A psychologist named Leon Festinger conducted a study in the 1950's that is relevant here. Apparently, Festinger and his research team infiltrated a cult-like group that followed the doomsday prophecies of a suburban housewife named Marian Keech (a pseudonym). Similar to the Millerism movement (but on a much smaller scale), Keech's followers quit their jobs, sold their possessions, and prepared for the end of the world on December 21, 1954. Again, when it became clear that the world was not ending, rather than abandoning their now discredited beliefs, the members of the group actually adhered to them more strongly! Festinger would go on to label this psychological phenomenon, "cognitive dissonance". According to his theory, when two actions or ideas are not consistent with each other, individuals will do all in their power to change them until they become consistent. In other words, if we believe in something and find it to be untrue, we may rationalize, justify, or explain away the error in such a way that our belief only grows more powerful.
There is a similar concept in economics, called the "sunk cost trap" ("throwing good money after bad"). The "sunk cost trap" is also known as the Concorde fallacy, the idea that we should continue to spend money on a project, product, etc in order not to waste the money that we've already invested in it (apparently, the French and British governments continued to spend money on the Concorde plane even after it was abundantly clear that the program was losing money). Say, for example, that you have purchased a used car for your children. A few months after you buy the car, the transmission goes out and needs to be replaced. Even though it costs a ton of money to fix the car, you go ahead and do so. A few months after that, the brake system needs to be replaced. You rationalize to yourself, "Well, I've spent all this money so far, I guess I need to go ahead and fix the brakes." A couple of months after that, the power steering needs to be fixed. Soon, you have spent more in repairs and the original cost of the car than it would take to purchase a brand new car. You have fallen into the sunk cost trap (this actually happened to me!).

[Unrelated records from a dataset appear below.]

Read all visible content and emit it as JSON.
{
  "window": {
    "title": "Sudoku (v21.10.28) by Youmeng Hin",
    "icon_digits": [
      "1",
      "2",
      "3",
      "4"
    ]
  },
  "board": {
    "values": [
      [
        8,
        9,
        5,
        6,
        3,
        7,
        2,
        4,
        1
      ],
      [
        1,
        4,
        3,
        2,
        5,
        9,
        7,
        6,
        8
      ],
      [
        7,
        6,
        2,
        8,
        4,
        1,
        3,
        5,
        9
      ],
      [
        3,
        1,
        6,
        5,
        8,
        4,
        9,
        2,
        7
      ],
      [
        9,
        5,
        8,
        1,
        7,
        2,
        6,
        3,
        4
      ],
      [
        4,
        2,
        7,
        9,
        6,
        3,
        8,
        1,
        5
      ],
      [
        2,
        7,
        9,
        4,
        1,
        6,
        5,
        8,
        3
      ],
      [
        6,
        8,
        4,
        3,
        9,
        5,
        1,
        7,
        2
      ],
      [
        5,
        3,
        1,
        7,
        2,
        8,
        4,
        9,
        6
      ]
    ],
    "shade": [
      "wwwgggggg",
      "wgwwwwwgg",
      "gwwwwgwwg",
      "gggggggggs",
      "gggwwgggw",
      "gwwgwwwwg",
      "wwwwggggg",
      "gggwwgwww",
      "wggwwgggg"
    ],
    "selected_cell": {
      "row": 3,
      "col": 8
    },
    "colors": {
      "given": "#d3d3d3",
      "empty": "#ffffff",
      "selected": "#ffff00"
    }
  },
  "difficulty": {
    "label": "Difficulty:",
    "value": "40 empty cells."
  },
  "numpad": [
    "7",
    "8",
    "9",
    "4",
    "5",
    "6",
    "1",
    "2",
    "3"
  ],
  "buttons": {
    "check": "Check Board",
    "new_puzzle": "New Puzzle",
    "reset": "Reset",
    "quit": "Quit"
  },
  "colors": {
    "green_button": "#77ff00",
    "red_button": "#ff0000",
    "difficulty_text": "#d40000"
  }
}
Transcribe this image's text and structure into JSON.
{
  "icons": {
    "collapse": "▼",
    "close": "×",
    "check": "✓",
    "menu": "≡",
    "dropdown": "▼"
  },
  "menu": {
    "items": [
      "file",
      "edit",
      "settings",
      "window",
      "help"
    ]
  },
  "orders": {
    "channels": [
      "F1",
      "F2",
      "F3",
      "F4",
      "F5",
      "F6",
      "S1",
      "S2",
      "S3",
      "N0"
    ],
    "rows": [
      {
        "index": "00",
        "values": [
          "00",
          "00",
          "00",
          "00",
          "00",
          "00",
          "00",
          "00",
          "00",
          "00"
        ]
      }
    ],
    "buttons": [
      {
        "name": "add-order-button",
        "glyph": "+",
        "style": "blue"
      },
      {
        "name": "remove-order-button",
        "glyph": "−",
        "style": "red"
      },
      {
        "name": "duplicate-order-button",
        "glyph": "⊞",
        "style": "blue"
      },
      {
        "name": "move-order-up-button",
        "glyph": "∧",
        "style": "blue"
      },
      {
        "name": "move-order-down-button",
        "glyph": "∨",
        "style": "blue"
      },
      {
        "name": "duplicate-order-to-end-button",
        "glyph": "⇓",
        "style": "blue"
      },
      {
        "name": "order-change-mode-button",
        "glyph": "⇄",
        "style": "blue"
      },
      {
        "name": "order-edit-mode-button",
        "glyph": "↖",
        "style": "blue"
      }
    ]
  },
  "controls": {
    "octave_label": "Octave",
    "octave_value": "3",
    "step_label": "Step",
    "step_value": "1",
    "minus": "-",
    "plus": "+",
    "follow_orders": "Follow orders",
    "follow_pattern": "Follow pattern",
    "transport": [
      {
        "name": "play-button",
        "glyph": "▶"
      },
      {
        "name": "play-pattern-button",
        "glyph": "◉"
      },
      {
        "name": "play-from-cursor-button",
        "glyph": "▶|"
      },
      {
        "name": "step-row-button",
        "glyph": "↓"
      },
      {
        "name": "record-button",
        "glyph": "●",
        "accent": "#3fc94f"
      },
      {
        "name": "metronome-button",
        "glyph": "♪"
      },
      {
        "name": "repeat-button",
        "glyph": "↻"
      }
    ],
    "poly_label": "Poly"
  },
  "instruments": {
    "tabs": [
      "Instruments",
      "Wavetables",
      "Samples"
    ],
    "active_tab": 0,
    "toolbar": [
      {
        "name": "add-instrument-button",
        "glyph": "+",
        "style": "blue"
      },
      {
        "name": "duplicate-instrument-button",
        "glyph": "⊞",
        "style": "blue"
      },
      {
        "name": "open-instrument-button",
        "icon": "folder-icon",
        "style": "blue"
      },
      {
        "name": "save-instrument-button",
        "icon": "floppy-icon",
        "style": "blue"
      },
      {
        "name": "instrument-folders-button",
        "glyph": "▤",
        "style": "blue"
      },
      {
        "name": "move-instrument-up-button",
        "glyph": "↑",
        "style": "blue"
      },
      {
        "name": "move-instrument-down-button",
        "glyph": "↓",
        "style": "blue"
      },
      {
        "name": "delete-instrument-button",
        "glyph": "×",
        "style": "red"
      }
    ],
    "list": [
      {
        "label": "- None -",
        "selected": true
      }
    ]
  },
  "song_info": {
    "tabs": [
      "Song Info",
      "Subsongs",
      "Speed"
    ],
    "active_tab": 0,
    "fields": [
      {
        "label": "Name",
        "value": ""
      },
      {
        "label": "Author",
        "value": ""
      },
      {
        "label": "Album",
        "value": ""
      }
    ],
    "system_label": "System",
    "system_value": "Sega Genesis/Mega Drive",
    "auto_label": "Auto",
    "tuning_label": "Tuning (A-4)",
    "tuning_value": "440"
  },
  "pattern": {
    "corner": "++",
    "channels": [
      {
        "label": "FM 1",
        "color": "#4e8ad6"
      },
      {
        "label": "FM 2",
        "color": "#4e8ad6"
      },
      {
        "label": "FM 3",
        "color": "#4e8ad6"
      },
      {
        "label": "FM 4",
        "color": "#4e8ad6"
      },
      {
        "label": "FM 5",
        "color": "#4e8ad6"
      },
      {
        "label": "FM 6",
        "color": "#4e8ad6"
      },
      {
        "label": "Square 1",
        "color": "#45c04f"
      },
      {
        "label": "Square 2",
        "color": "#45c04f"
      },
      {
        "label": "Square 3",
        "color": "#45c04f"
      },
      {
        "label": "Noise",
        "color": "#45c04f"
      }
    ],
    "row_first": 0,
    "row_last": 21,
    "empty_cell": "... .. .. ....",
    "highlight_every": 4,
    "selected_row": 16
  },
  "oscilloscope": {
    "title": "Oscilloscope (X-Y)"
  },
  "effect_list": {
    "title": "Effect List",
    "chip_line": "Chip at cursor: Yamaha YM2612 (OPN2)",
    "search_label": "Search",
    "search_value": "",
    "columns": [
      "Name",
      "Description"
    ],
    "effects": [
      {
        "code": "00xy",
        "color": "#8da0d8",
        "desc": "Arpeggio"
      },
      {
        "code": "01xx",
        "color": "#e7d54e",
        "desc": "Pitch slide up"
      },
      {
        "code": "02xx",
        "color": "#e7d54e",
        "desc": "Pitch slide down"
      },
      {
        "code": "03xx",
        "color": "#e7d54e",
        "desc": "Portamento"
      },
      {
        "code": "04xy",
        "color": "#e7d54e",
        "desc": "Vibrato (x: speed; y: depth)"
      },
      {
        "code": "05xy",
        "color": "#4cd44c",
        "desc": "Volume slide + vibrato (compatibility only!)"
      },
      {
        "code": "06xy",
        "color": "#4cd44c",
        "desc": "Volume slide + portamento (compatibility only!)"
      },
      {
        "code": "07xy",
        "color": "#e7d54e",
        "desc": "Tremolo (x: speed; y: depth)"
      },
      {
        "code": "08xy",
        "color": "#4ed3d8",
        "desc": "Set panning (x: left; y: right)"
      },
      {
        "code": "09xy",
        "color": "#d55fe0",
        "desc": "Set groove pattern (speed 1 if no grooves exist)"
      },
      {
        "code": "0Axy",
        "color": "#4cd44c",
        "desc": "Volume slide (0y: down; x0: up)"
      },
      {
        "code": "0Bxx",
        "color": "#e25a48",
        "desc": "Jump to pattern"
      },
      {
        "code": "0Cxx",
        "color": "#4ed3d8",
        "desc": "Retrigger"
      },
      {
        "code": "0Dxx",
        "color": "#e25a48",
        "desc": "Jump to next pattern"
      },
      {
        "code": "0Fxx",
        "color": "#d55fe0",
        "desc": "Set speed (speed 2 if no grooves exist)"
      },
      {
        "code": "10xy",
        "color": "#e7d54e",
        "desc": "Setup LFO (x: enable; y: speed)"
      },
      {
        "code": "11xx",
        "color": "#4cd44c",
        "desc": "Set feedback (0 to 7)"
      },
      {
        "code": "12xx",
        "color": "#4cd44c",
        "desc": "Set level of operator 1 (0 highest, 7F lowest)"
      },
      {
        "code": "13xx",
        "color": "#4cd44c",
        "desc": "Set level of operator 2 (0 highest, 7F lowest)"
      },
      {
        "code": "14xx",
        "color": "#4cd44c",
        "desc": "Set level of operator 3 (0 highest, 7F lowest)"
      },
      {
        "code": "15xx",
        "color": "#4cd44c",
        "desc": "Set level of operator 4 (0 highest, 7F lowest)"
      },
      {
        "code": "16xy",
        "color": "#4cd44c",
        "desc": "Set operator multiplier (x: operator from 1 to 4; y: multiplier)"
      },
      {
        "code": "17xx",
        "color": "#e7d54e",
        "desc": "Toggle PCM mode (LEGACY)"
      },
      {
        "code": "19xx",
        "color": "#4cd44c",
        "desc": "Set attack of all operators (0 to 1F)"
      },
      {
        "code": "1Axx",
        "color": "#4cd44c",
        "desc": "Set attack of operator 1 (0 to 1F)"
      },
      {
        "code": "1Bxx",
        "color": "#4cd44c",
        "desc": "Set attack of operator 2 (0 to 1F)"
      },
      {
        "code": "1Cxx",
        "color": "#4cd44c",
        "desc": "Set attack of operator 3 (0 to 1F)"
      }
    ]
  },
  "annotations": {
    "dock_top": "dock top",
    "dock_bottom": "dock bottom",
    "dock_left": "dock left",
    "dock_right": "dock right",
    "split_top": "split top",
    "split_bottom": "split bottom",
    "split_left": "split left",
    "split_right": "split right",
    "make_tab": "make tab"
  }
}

Sour grapes. Cognitive dissonance. Sunk costs. The Concorde fallacy. All of these concepts are inter-related, and all of them occur because, at the end of the day, we really hate to be wrong. Leaders in particular hate to be wrong. We need to be okay with making mistakes, after all we are only human ("Fallor, ergo sum"). By accepting that, we can minimize the risk that we will fall into the sunk cost trap or Concorde fallacy.
My particular story (above) has an interesting aside. Approximately one year after being told "no", the same hospital (the same individual on the search committee actually) reached out to me again and asked if I would be interested in coming back for an interview. I politely declined, thinking to myself, "If I wasn't good enough for you last year, why should you be good enough for me now?" Of note, my NIH funding status had not changed. Talk about "sour grapes"! I turned down a potential leadership opportunity for no other reason than "sour grapes."